И вы знаете этот позорный факт, что на похороны Киплинга, пусть и в главную усыпальницу Британии (в Вестминстере он лежит), не пришёл почти никто из поэтов. Ну, хорошо, конечно, сказать: «Вот как принципиально они поступили!» Но долг памяти умершему коллеге — по многим параметрам гениальному писателю — уж как-нибудь можно было отдать.
Знаете, что удивительно? Редкий пример: лучшее избранное Киплинга посмертно было составлено Томасом Элиотом, который, казалось бы, модернист, пацифист в некоторых отношениях, он совершенно враждебен Киплингу. Но он составил этот сборник и сказал, что при всём отвращении, которое он питает иногда к киплинговским идеям, это не может ему помешать чувствовать восторг, наслаждение при чтении этих энергичных, полнозвучных, ритмичных стихов. И здесь возникает тоже напряжение, которое возникает в прозе Киплинга между восторгом и ужасом перед всей этой туземной живостью.

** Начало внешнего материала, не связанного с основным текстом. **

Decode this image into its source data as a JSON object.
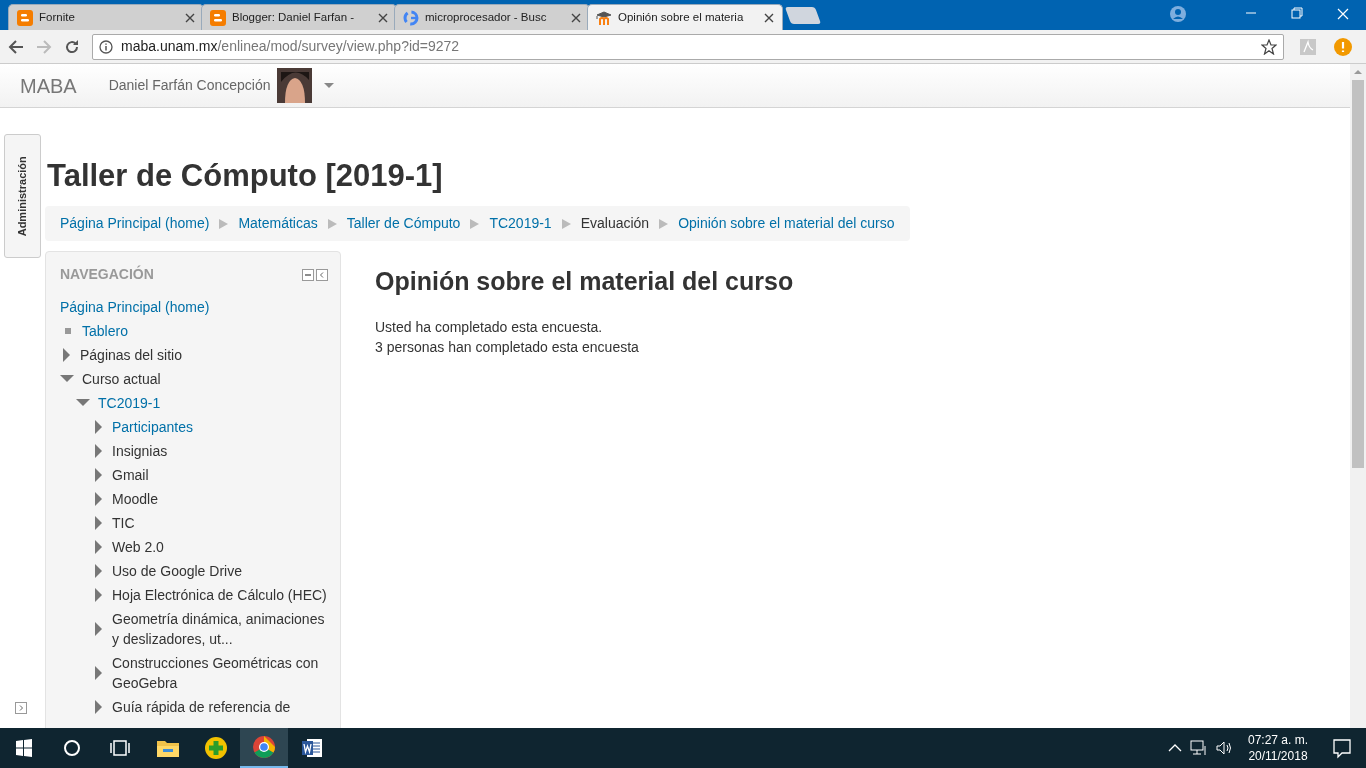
{
  "tabs": [
    {
      "kind": "blogger",
      "title": "Fornite",
      "selected": false
    },
    {
      "kind": "blogger",
      "title": "Blogger: Daniel Farfan -",
      "selected": false
    },
    {
      "kind": "google",
      "title": "microprocesador - Busc",
      "selected": false
    },
    {
      "kind": "moodle",
      "title": "Opinión sobre el materia",
      "selected": true
    }
  ],
  "address": {
    "host": "maba.unam.mx",
    "path": "/enlinea/mod/survey/view.php?id=9272"
  },
  "navbar": {
    "brand": "MABA",
    "user": "Daniel Farfán Concepción"
  },
  "admin_tab": "Administración",
  "course_title": "Taller de Cómputo [2019-1]",
  "breadcrumb": [
    {
      "label": "Página Principal (home)",
      "link": true
    },
    {
      "label": "Matemáticas",
      "link": true
    },
    {
      "label": "Taller de Cómputo",
      "link": true
    },
    {
      "label": "TC2019-1",
      "link": true
    },
    {
      "label": "Evaluación",
      "link": false
    },
    {
      "label": "Opinión sobre el material del curso",
      "link": true
    }
  ],
  "navigation": {
    "title": "NAVEGACIÓN",
    "items": [
      {
        "kind": "plain",
        "label": "Página Principal (home)",
        "link": true
      },
      {
        "kind": "leaf",
        "label": "Tablero",
        "link": true
      },
      {
        "kind": "branch",
        "label": "Páginas del sitio",
        "link": false,
        "expanded": false
      },
      {
        "kind": "branch",
        "label": "Curso actual",
        "link": false,
        "expanded": true,
        "children": [
          {
            "kind": "branch",
            "label": "TC2019-1",
            "link": true,
            "expanded": true,
            "children": [
              {
                "kind": "branch",
                "label": "Participantes",
                "link": true,
                "expanded": false
              },
              {
                "kind": "branch",
                "label": "Insignias",
                "link": false,
                "expanded": false
              },
              {
                "kind": "branch",
                "label": "Gmail",
                "link": false,
                "expanded": false
              },
              {
                "kind": "branch",
                "label": "Moodle",
                "link": false,
                "expanded": false
              },
              {
                "kind": "branch",
                "label": "TIC",
                "link": false,
                "expanded": false
              },
              {
                "kind": "branch",
                "label": "Web 2.0",
                "link": false,
                "expanded": false
              },
              {
                "kind": "branch",
                "label": "Uso de Google Drive",
                "link": false,
                "expanded": false
              },
              {
                "kind": "branch",
                "label": "Hoja Electrónica de Cálculo (HEC)",
                "link": false,
                "expanded": false
              },
              {
                "kind": "branch",
                "label": "Geometría dinámica, animaciones y deslizadores, ut...",
                "link": false,
                "expanded": false
              },
              {
                "kind": "branch",
                "label": "Construcciones Geométricas con GeoGebra",
                "link": false,
                "expanded": false
              },
              {
                "kind": "branch",
                "label": "Guía rápida de referencia de",
                "link": false,
                "expanded": false
              }
            ]
          }
        ]
      }
    ]
  },
  "survey": {
    "title": "Opinión sobre el material del curso",
    "lines": [
      "Usted ha completado esta encuesta.",
      "3 personas han completado esta encuesta"
    ]
  },
  "taskbar": {
    "apps": [
      {
        "kind": "explorer",
        "selected": false
      },
      {
        "kind": "plus",
        "selected": false
      },
      {
        "kind": "chrome",
        "selected": true
      },
      {
        "kind": "word",
        "selected": false
      }
    ],
    "time": "07:27 a. m.",
    "date": "20/11/2018"
  }
}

Я попытался как-то… У меня был такой стишок «Бремя белых», тоже Киплингу посвящённый, с эпиграфом из него. Я попытался как-то там об этом написать:
Попытка поймать Бога в сети любой традиционной религии тоже, в общем, обречённая, но тем не менее героическая, жертвенная. Мне безумно нравится в Киплинге чеканка его стихов. И нравится мне его сознание обречённости собственной позиции и всё-таки желание оставаться верным её до конца.
Когда Окуджаву спрашивали, кто повлиял на него больше всего, он всегда отвечал: «Фольклор, — обязательно, — и Киплинг». Киплинг действительно с его рефренами… Очень интересно, как у Киплинга поставлен рефрен. У него каждый раз он звучит по-разному. И в этом великая функция рефрена, припева: повторяясь, один и те же слова, поставленные в разную позицию, начинают значить разное. И поэтому мне очень жаль, что Симонов, например, переводя «Литанию безбожника» — и переводя гениально! — от припева отказался, потому что каждый раз после каждого четверостишья этот припев звучит по-разному. А вы перечитайте, кстати. Это такой блистательный перевод!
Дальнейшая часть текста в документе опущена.